L’absence de Lula n’est cependant pas nécessairement positive pour Jair Bolsonaro, justement parce que sa candidature se nourrit en partie du sentiment de rejet contre l’ancien président, affirme Maurício Santoro. C’est d’ailleurs un point commun avec la droite, pour laquelle Lula sert d’épouvantail politique. Comme lors des manifestations en faveur de l’impeachment de Dilma Rousseff, « l’antipétisme » est extrêmement important pour galvaniser une partie de la population viscéralement opposée au PT. « Mais si Lula cristallise ce sentiment, l’antipétisme va au-delà de sa seule personne. Depuis les premières élections après la dictature, PT et antipétisme vont de pair et cela ne va pas s’arrêter du jour au lendemain », remarque Lucio Rennó, qui pense que Bolsonaro ne devrait pas trop souffrir en cas d’absence de l’ex-président.

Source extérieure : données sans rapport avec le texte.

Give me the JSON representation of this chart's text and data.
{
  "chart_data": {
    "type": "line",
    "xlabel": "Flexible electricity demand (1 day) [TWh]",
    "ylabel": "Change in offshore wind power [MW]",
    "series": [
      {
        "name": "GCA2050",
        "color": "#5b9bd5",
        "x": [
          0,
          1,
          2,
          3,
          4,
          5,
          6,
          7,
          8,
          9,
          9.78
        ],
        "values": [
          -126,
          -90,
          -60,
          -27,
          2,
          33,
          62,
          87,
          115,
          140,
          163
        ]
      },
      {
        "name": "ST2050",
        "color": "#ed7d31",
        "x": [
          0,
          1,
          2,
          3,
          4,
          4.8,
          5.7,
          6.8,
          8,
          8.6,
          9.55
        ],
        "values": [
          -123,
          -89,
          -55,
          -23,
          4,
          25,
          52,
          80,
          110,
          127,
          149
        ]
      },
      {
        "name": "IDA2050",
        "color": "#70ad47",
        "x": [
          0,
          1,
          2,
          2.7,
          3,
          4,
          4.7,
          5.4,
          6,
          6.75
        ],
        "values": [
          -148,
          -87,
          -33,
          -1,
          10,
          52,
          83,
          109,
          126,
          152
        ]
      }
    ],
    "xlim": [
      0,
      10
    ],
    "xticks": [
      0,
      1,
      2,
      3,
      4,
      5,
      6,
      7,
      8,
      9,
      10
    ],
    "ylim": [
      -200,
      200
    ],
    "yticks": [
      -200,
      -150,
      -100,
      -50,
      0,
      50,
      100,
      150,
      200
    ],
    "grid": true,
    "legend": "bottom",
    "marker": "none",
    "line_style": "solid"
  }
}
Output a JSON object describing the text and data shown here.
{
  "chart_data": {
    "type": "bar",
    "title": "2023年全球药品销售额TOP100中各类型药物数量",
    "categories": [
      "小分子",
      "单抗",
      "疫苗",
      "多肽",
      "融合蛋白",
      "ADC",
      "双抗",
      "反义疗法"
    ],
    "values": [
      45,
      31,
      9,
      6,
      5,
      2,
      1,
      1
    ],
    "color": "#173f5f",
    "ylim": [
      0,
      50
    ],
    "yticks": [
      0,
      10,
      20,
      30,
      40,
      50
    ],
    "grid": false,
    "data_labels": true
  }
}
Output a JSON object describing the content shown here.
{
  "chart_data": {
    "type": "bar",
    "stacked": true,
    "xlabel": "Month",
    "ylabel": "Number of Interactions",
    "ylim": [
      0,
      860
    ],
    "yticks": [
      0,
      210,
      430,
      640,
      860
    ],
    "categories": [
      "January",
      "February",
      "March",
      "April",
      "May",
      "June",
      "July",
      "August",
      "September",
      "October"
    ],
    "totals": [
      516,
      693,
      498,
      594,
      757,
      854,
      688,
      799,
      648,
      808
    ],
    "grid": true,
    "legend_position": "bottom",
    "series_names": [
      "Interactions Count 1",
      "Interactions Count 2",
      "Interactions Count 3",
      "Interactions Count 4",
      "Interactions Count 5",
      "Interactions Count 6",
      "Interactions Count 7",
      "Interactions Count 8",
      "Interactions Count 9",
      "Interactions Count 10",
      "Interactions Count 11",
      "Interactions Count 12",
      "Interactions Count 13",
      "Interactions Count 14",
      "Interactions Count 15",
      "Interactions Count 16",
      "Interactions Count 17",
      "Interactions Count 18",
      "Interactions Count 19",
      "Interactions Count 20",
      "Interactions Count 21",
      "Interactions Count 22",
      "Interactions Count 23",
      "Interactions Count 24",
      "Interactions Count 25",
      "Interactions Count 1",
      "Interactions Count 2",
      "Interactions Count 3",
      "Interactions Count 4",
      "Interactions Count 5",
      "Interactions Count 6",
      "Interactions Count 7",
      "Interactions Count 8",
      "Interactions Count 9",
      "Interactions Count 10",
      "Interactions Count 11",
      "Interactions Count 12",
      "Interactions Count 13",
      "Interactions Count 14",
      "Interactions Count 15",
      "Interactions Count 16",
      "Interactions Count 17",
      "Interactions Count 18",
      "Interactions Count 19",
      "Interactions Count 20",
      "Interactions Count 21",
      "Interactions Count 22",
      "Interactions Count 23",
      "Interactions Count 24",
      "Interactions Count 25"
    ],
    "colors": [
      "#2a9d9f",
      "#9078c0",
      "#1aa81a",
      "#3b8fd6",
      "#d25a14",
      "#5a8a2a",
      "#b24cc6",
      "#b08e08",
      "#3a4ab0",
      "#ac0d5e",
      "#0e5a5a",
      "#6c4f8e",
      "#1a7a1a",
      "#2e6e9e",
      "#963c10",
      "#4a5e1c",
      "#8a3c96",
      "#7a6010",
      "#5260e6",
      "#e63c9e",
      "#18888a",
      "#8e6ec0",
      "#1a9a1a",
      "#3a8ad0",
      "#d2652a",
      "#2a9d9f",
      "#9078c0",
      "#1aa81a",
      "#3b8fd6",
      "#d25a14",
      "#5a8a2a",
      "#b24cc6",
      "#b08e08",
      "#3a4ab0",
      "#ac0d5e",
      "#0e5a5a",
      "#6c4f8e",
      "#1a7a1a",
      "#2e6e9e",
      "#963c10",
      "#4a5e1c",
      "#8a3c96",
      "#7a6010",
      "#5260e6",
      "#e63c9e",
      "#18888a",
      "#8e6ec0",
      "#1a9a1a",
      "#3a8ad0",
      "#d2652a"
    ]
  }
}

Pour une partie des hommes politiques de droite, mieux vaut cependant battre Lula dans les urnes que de l’empêcher d’être candidat. Sans quoi, son ombre devrait planer non seulement sur le scrutin à venir, mais aussi sur le mandat du prochain président. Des déclarations publiques qui ne convainquent qu’à moitié le chercheur de l’UnB : « Il est possible qu’il y ait une préoccupation sur la légitimité du processus électoral qui serait remis en cause par des électeurs de Lula s’il ne pouvait se présenter. Mais stratégiquement, personne ne veut de Lula comme adversaire. C’est un animal politique extrêmement efficace ! » Pour n’importe quel candidat, si Lula n’est pas présent, c’est une chance de plus d’être au second tour.
Une chance pour tous ?
« À part Lula qui se démarque, beaucoup de candidats sont au coude à coude. Ça va se jouer sur des détails, des petites phrases, des mauvaises prestations aux débats… », analyse Lucio Rennó qui insiste sur le côté imprévisible de la campagne. Avec un tiers des voix de l’électorat en faveur de Lula, son absence laisserait un vide significatif et l’augmentation des indécis rendrait l’élection encore plus ouverte. Une star de la télé aurait pu bénéficier de cet espace grâce à ses moyens personnels importants et sa célébrité, mais il semble avoir définitivement écarté la possibilité de se présenter. « Or sans lui, il manque pour le moment un candidat fort au centre », souligne Rennó. Le centre peut toutefois compter sur la puissance de son réseau dans les municipalités. Principalement le PMDB dont c’est la grande force, ce qui lui a permis de participer à tous les gouvernements depuis le retour de la démocratie.